Andarono sino a un piccolo microbus parcheggiato a pochi metri e Barry gli consegnò quattro antenne satellite, camuffate da tavole di surf, assieme ad una vera. Un ottimo sistema per vincolarsi al flusso illecito in Internet. Con un’antenna, ogni cliente poteva vincolare varie persone per formare quelle reti che ossessionavano Guerra.
SPIONAGGIO E SOVVERSIONE
Quello che Dalexi ignorava in principio era che la strategia nemica tentava di minare da dentro e, nello stesso tempo, fare rumore con le menzogne all’estero. La creazione illegale di reti clandestine in Cuba pretende di formare un sistema di comunicazione parallelo e al margine delle istituzioni e delle loro autorità, capace di far “sollevare” il popolo di Cuba, grazie all’appoggio ottenuto dall’estero e mediante le campagne che satanizzano l’Isola.
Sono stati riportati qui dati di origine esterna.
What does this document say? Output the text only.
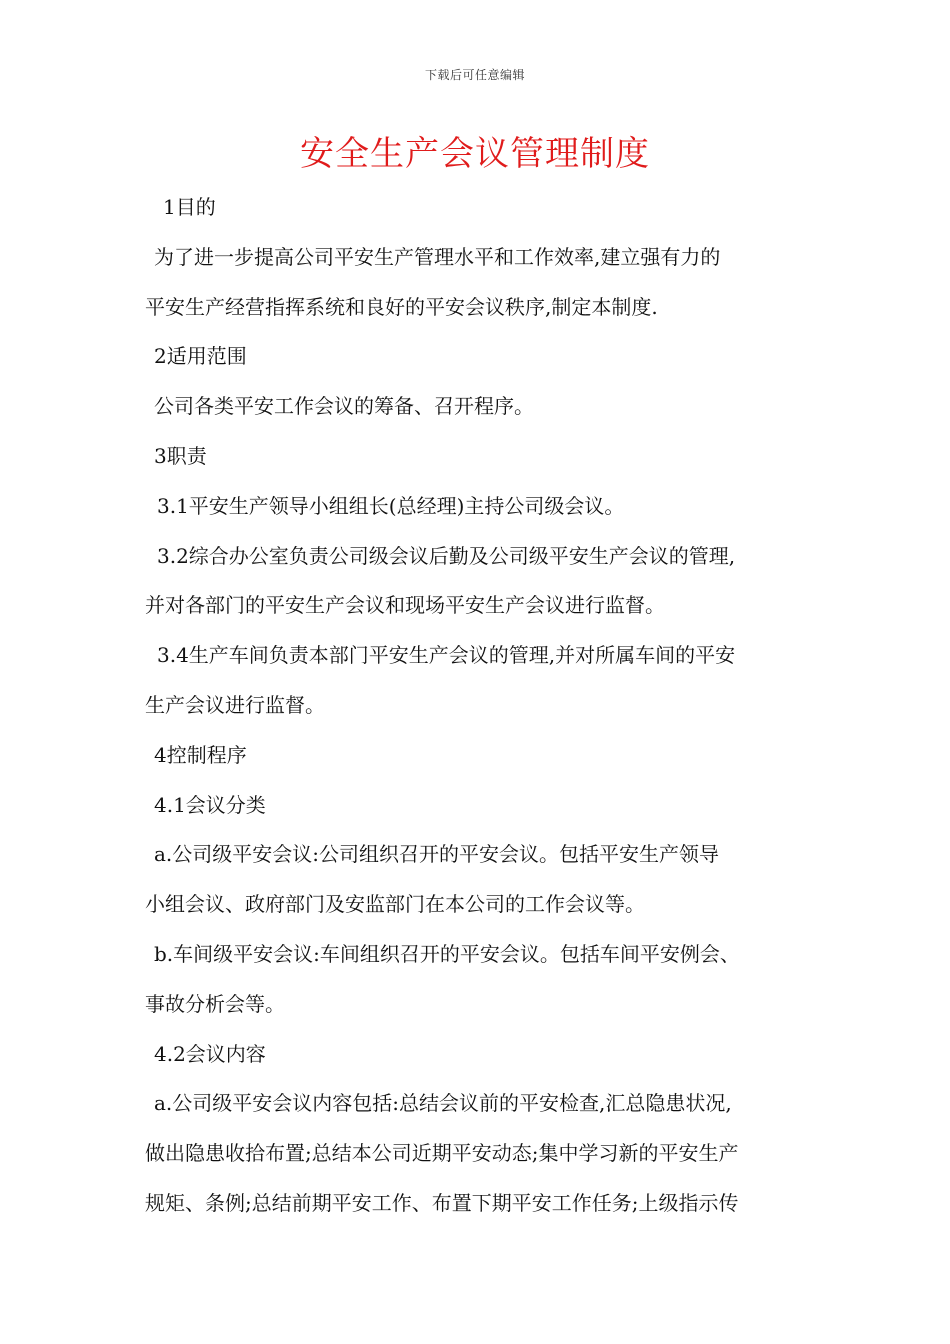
下载后可任意编辑
安全生产会议管理制度

1目的

为了进一步提高公司平安生产管理水平和工作效率,建立强有力的

平安生产经营指挥系统和良好的平安会议秩序,制定本制度.

2适用范围

公司各类平安工作会议的筹备、召开程序。

3职责

3.1平安生产领导小组组长(总经理)主持公司级会议。

3.2综合办公室负责公司级会议后勤及公司级平安生产会议的管理,

并对各部门的平安生产会议和现场平安生产会议进行监督。

3.4生产车间负责本部门平安生产会议的管理,并对所属车间的平安

生产会议进行监督。

4控制程序

4.1会议分类

a.公司级平安会议:公司组织召开的平安会议。包括平安生产领导

小组会议、政府部门及安监部门在本公司的工作会议等。

b.车间级平安会议:车间组织召开的平安会议。包括车间平安例会、

事故分析会等。

4.2会议内容

a.公司级平安会议内容包括:总结会议前的平安检查,汇总隐患状况,

做出隐患收拾布置;总结本公司近期平安动态;集中学习新的平安生产

规矩、条例;总结前期平安工作、布置下期平安工作任务;上级指示传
Non è una cosa inventata per un principiante. È un modo di fare scrupolosamente studiato dall’intelligenza statunitense e provato già con buoni risultati nelle dette rivoluzioni di colori, in alcuni paesi dell’Est europeo ed in Iran. Così si manipolò la vittoria di Mahmud Ahmadineyad nelle elezioni del 12 giugno del 2009, e si sollevò la cittadinanza convocandola a manifestare, mentre si presentavano proteste all’opinione pubblica, come espressioni di scontento “spontanee”.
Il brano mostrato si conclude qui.